Students with special needs have a lot to overcome academically, socially, etc,” Thornton said. “I admire that many of them don’t give up, and they work hard to overcome these struggles.  Most of them are very appreciative of the help they receive from their teachers and their peers.”

Even though she has a love for teaching, Thornton says that she is ready to retire after her 36-year career. She looks most forward to getting to spend more time with her grandchildren, but also admits that with all the free time she’ll have, she’ll probably pick up a part-time job.

“Another memory that will forever be ingrained in my mind was the year SMHS went to the playoffs and we played in the Dome,” Thornton said, as she recalled several memories from her career. “We had a door decorating contest. I was teaching with Mrs. Salter, who we all miss dearly, in a math class. Our two classes decided to decorate her door. The students really got into this. We won the decorating contest. Super special, as many know Mrs. Salter passed away from cancer several years ago. I will forever remember her, the classes we taught together, and the special times we had while decorating.”

Aside from teaching, Thornton loves to read, crochet, and do projects around the house. Thornton also hopes to one day visit Germany since some of her heritage originates from there. Another “bucket-list” activity includes going on a big, family cruise with her children and grandchildren.

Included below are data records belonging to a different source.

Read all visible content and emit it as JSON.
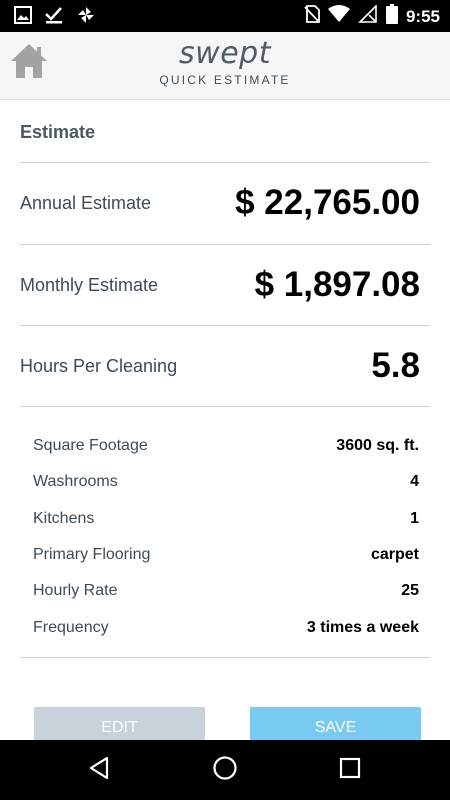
{
  "status_bar": {
    "time": "9:55",
    "left_icons": [
      "image-icon",
      "check-download-icon",
      "pinwheel-icon"
    ],
    "right_icons": [
      "no-sim-icon",
      "wifi-icon",
      "cellular-off-icon",
      "battery-icon"
    ]
  },
  "header": {
    "brand": "swept",
    "subtitle": "QUICK ESTIMATE",
    "home_icon": "home-icon"
  },
  "estimate": {
    "section_title": "Estimate",
    "annual_label": "Annual Estimate",
    "annual_value": "$ 22,765.00",
    "monthly_label": "Monthly Estimate",
    "monthly_value": "$ 1,897.08",
    "hours_label": "Hours Per Cleaning",
    "hours_value": "5.8"
  },
  "details": [
    {
      "label": "Square Footage",
      "value": "3600 sq. ft."
    },
    {
      "label": "Washrooms",
      "value": "4"
    },
    {
      "label": "Kitchens",
      "value": "1"
    },
    {
      "label": "Primary Flooring",
      "value": "carpet"
    },
    {
      "label": "Hourly Rate",
      "value": "25"
    },
    {
      "label": "Frequency",
      "value": "3 times a week"
    }
  ],
  "buttons": {
    "edit_label": "EDIT",
    "save_label": "SAVE"
  },
  "nav_bar": {
    "back_icon": "back-icon",
    "home_icon": "home-circle-icon",
    "recents_icon": "recents-icon"
  },
  "colors": {
    "header_bg": "#f6f6f6",
    "label_text": "#3c4b58",
    "edit_button": "#c9d1da",
    "save_button": "#79caf1"
  }
}
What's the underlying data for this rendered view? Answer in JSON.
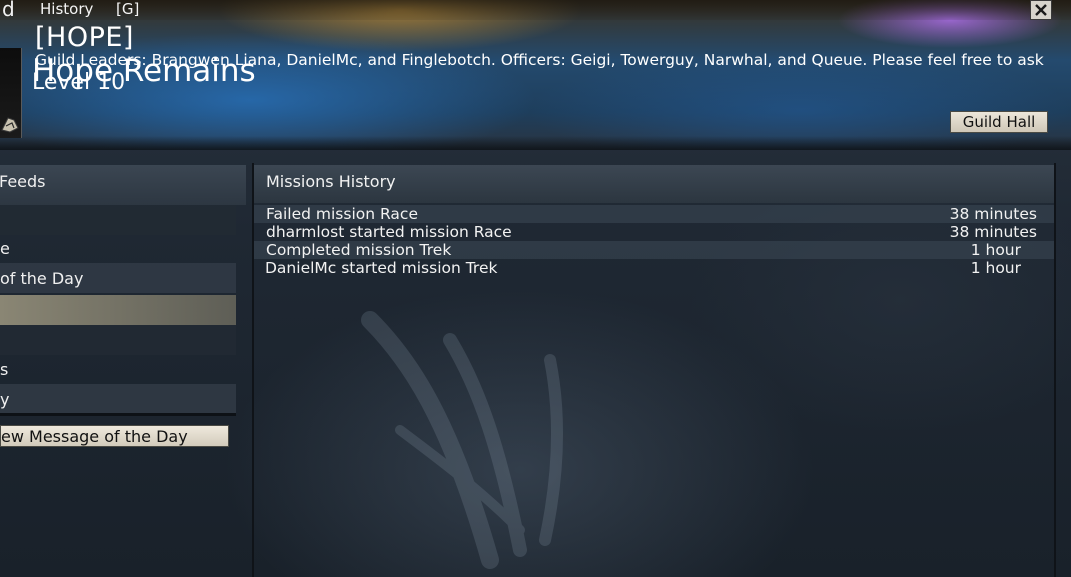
{
  "window": {
    "tab_label": "History",
    "hotkey": "[G]",
    "left_glyph": "d",
    "close_icon": "close-icon"
  },
  "guild": {
    "tag": "[HOPE]",
    "name": "Hope Remains",
    "level": "Level 10",
    "motd": "Guild Leaders: Brangwen Liana, DanielMc, and Finglebotch.  Officers: Geigi, Towerguy, Narwhal, and Queue. Please feel free to ask",
    "guild_hall_label": "Guild Hall"
  },
  "left_panel": {
    "title": "Feeds",
    "rows": [
      {
        "label": ""
      },
      {
        "label": "e"
      },
      {
        "label": " of the Day"
      },
      {
        "label": ""
      },
      {
        "label": ""
      },
      {
        "label": "s"
      },
      {
        "label": "y"
      }
    ],
    "motd_button_label": "ew Message of the Day"
  },
  "missions": {
    "title": "Missions History",
    "entries": [
      {
        "text": "Failed mission Race",
        "time": "38 minutes"
      },
      {
        "text": "dharmlost started mission Race",
        "time": "38 minutes"
      },
      {
        "text": "Completed mission Trek",
        "time": "1 hour"
      },
      {
        "text": "DanielMc started mission Trek",
        "time": "1 hour"
      }
    ]
  },
  "colors": {
    "background": "#1c2530",
    "header_blue": "#244a6e",
    "button_face": "#e0d9cb"
  }
}
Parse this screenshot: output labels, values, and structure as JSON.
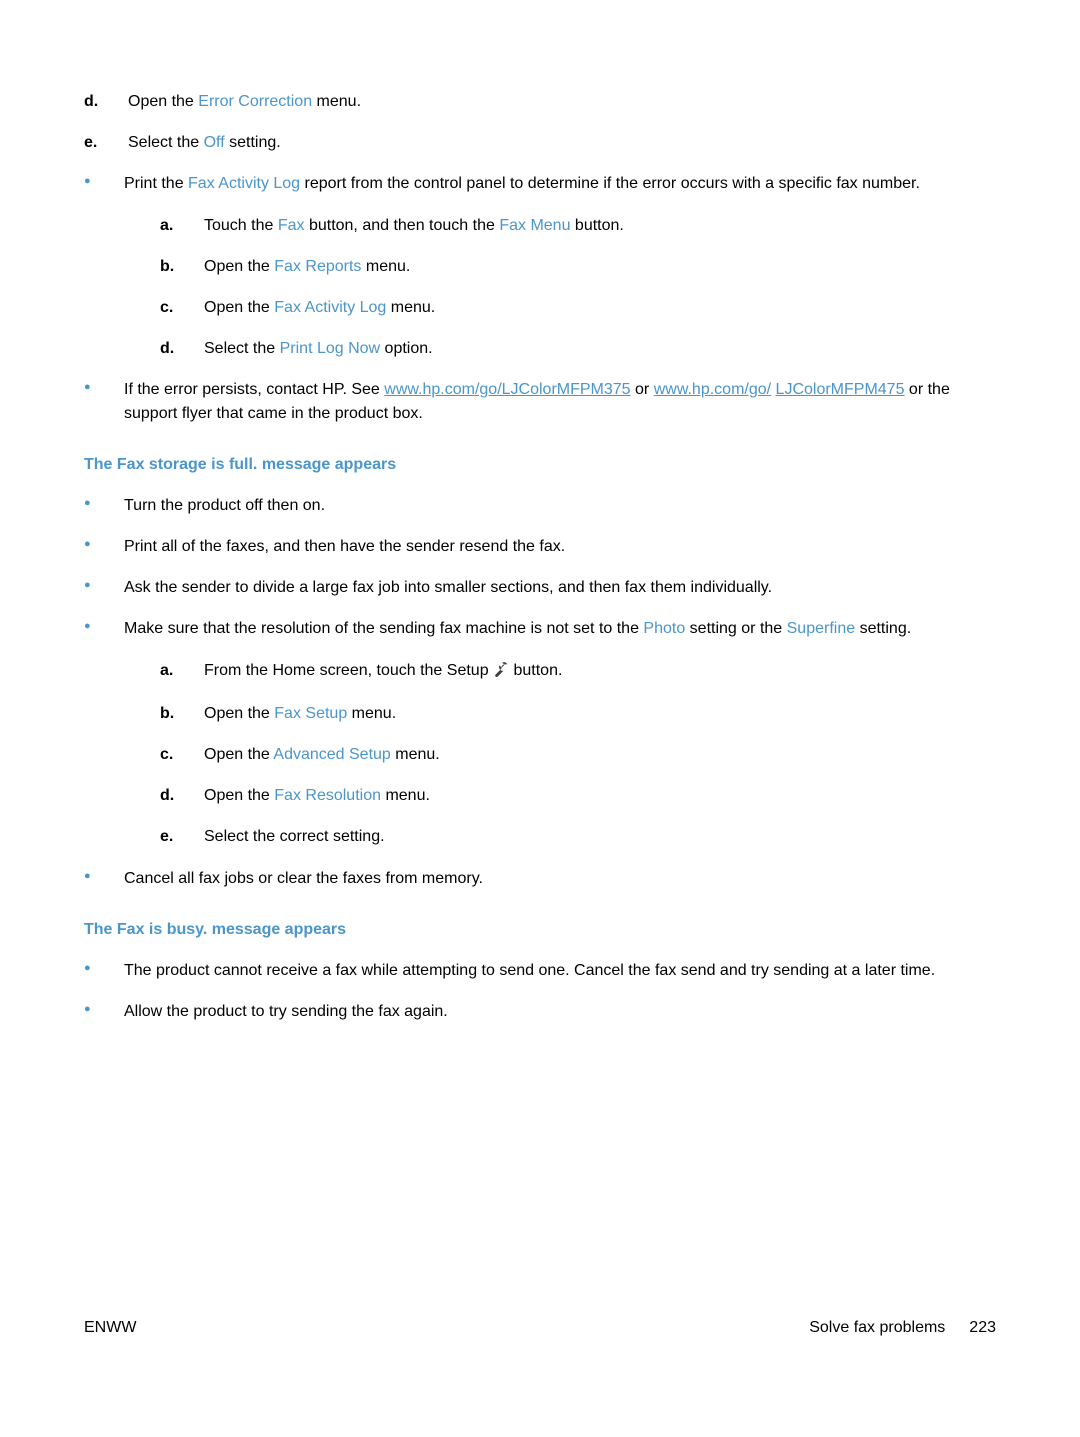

My friends here at SMHS are true friends. I will miss each and every one of them.”

— retiree Barbara Thornton

“I will miss my Starr’s Mill family and the students but will treasure the memories made here,” Thornton said. “My Starr’s Mill family really pulled together to help last year while I went through medical issues. They were there with dinners, visits to my home, and even just phone calls to check on how was doing. My friends here at SMHS are true friends. I will miss each and every one of them.”

Thornton’s children, nieces, and nephews all came through Starr’s Mill, so this school holds a special place in her heart. These students, however, are not the only ones she’s close with. Thornton has been invited to the weddings and college graduations of several students that she has previously taught.

“Being invited to past students’ college graduations and their weddings are very special as it has made me feel as though I left a positive impression on those students,” Thornton said. “We teachers invest a lot in our students and for them to include us in some of their ‘special’ events after high school is truly special.”

It is clear that Thornton has made an impact on students even after they have left school, a legacy she’ll leave behind as she prepares to say goodbye.